Ramuan diminum tiga kali sehari.
Bisa juga dicoba
bidara upas (Merremia mammosa). Ambilah 1/3 jari bidara, dicuci bersih lalu
diparut, diberi air masak 1 sendok makan dan madu 2 sendok teh, diperas dan
disaring. Obat alami ini diminum tiga kali sehari.
Terakhir, daun
gandapura (Gaultheria fragrantissima). Diperlukan 1 sendok makan serbuk kering
daun gandapura. Bahan itu diseduh dengan air panas 3/4 cangkir dan madu 1
sendok makan. Seduhan diminum dalam keadaan suam-suam kuku. Frekuensinya 3 kali
sehari.
Melihat begitu
banyaknya alternatif, teman saya jelas makin girang. Kini ia tidak hanya lebih
optimistis menyikapi hidup, tapi juga lebih telaten merawat tanaman-tanamannya,
terutama tanaman pegagan dan kawan-kawan. Buat sang teman, mereka bukan hanya
andalan baru untuk mengusir TB paru-paru, tapi juga mengisi sepi dan mengusir
frustrasi.
Catatan :
Satu Tanaman Lain
Sebutan Pegagan dikenal juga sebagai daun kaki kuda (Jakarta), antanan gede
(Sunda), kori-kori (Halmahera), kolotidi menora (Ternate), gagan-gagan,
gangagan, kerok batok, pantegowang, panigowang, rendeng (Jawa).
Nama lain bunga
tembelekan adalah bunga pagar atau kayu Singapura. Di Sunda kerap disebut
kembang satek, saliyara, tai ayam atau tai kotok.
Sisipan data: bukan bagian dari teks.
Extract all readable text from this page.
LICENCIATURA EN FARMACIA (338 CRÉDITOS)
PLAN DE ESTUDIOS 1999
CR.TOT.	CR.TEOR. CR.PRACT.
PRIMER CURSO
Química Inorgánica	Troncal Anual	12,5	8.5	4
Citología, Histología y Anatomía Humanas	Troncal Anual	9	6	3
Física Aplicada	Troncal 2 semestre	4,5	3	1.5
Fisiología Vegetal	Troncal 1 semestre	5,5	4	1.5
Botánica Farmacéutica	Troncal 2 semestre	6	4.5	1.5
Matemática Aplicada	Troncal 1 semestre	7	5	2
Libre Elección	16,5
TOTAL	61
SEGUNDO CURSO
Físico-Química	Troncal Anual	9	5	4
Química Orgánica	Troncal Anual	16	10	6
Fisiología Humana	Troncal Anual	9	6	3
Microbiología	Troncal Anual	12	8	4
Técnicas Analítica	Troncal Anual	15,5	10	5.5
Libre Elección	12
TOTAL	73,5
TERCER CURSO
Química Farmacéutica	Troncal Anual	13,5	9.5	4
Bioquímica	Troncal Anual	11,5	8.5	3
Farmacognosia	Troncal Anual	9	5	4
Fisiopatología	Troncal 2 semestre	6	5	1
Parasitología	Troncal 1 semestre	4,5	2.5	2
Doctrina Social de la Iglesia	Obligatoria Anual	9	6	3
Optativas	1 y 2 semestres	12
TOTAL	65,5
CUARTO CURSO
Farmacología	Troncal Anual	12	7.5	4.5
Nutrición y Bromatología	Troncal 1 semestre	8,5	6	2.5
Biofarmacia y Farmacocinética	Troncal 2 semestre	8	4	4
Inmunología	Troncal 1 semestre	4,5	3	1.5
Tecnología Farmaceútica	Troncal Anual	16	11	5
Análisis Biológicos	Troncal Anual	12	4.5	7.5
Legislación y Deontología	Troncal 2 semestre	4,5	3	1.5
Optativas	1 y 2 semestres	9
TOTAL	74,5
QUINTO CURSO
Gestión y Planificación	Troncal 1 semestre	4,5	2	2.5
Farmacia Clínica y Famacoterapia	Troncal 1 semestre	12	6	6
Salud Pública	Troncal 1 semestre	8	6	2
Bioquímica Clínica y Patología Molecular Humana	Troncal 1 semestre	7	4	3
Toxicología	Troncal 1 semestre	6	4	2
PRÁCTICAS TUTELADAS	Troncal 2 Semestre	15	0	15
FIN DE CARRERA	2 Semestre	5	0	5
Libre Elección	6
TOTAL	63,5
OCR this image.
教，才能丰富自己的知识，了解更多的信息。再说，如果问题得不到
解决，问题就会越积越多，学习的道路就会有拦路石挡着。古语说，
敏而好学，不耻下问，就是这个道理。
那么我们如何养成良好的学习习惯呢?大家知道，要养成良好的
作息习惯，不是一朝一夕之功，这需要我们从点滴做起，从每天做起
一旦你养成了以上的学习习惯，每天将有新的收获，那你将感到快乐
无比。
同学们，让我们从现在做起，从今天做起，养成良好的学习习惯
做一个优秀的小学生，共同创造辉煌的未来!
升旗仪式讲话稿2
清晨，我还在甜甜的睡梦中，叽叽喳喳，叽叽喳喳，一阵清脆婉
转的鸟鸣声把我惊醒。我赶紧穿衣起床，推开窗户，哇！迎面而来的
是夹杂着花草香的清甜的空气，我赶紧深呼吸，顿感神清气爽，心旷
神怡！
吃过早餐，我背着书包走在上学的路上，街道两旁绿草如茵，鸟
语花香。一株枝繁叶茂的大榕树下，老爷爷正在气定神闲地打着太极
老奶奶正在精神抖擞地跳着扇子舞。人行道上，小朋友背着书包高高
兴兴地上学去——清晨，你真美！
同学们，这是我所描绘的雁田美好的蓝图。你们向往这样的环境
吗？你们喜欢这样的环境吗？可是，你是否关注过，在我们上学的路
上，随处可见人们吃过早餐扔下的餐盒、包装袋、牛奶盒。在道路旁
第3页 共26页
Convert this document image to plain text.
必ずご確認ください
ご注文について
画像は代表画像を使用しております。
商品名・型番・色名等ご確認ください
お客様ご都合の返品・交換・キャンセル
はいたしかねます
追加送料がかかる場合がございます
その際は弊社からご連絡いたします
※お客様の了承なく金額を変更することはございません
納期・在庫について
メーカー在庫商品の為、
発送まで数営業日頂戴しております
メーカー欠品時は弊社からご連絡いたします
Sedangkan di Jawa kadang
disebut oblo, puyengan, pecengan, atau waung.
Bambu tali atau bambu
apus suka juga disebut awi tali (Sunda), deling apus, deling tangsul, jajang
pring (Jawa) atau tiing tali, tiing tlantan (Bali). Tumbuhan lainnya, legundi,
punya nama alias gendarasi (Palembang) atau langgundi (Minangkabau). Sedangkan
bidara upas kerap disebut blanar (Jawa) atau hailale (Ambon).